The Moors by their conquest of Spain in the eighth century brought their civilization and its benefits into western Europe and, at a later time--at about the twelfth century--introduced the manufacture of paper therein. The industry spread, later, from Spain into Italy and Sicily, and came eventually into the hands of the Christians, under whose less skillful manipulations it suffered deterioration in quality. At a still later date, its manufacture extended into southern and western Germany and into the Netherlands, England, and France.
_Cotton_ paper was first manufactured from the natural product; but later, as the industry was extended to regions where cotton was not grown and into which it was not imported, other substances were used instead of the raw cotton. "In Spain," it is said, "flax was the first material used, then cotton." The practice of mixing rags--first woolen, then cotton, and later linen--gradually came into use. Near the close of the eleventh century (1085) is designated as the date when rags were first used for paper in Spain; linen paper appeared in 1100. "From the time rags began to be used in Europe they rapidly displaced other materials on account of the double use of the fibre composing them (used first for clothing or domestic purposes). Rags held sway in the paper industry for many centuries, but not entirely to the exclusion of numerous other materials."[31]
_Linen_ paper, though known much earlier, came into general use in the fourteenth century. It was manufactured not only in response to the demand for improvement which characterizes all inventions but because linen was then less expensive than cotton.
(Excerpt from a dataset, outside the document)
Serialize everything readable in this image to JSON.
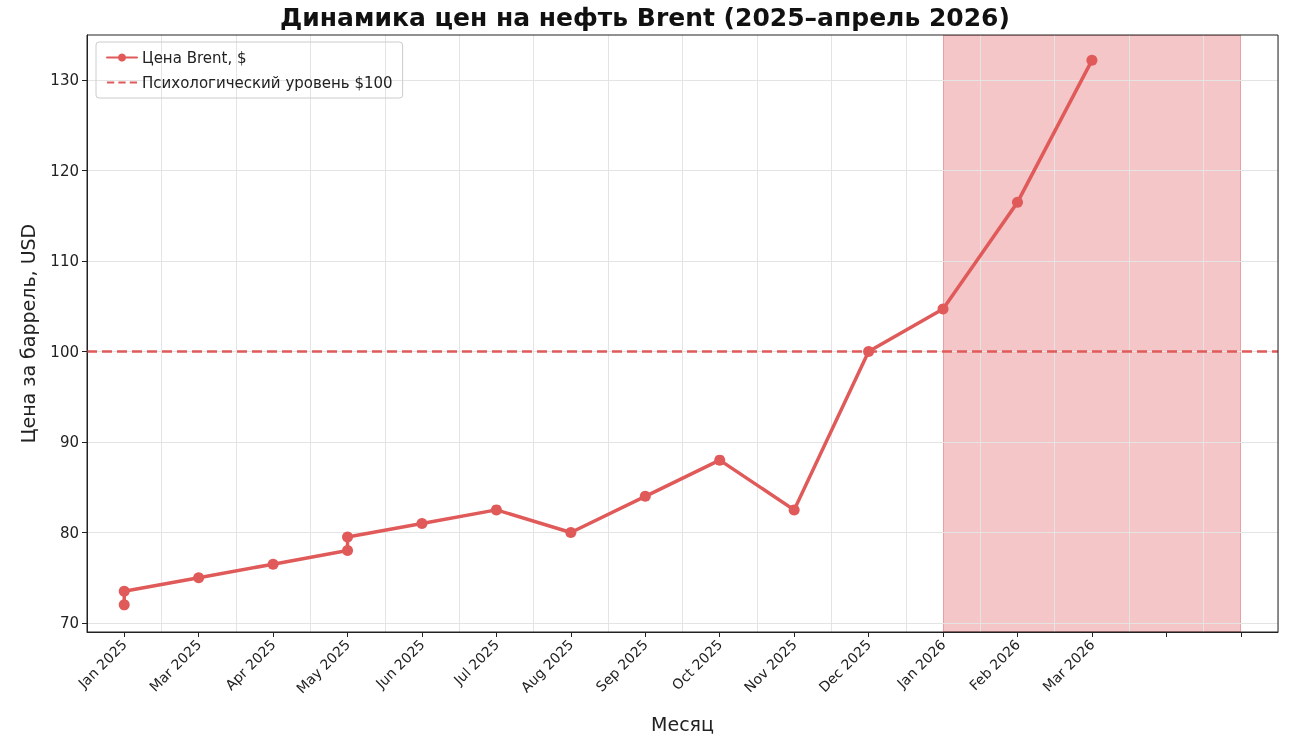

The earliest existing document on paper is a deed of King Roger of Sicily, 1102 A. D. There are other documentary records of Sicilian kings during the twelfth century. "The manufacture of paper from linen rags," says Thalheimer, "was a humble but essential antecedent to the art of printing, for the costliness of parchment or vellum was as effectual a barrier to the multiplication of books as the labor of transcribing them." Even before the Christian Era, the cost of books was largely the cost of the material--papyrus--upon which they were mostly written. Mr. Putnam suggests that "if printing had come into Europe in the first century, the world might to-day be buried under the accumulated mass of its literature"--no, not unless the invention of paper had been coterminous or had preceded.
All other and earlier materials for the embodiment and preservation of literature were eventually superseded by the manufacture of paper. Concerning the displacement of other materials, there is good authority for the claim that "in the second half of the fourteenth century the use of paper for all literary purposes had become well established in all western Europe; and in the course of the fifteenth century it had gradually superseded vellum. In manuscripts of this latter period it is not unusual to find a mixture of vellum and paper, a vellum sheet forming the outer and inner leaves of a quire while the rest are of paper."[32]
And thus the invention of paper and the successive improvements in its quality consequent upon the improved methods of its making, prepared the way for the printing-press--an invention the importance of which is beyond estimate and the relation of which to literature baffles comparison. But the manufacture of paper, notwithstanding the fact that it has shared in many and important improvements, continued to be made laboriously by hand up to the beginning of the nineteenth century.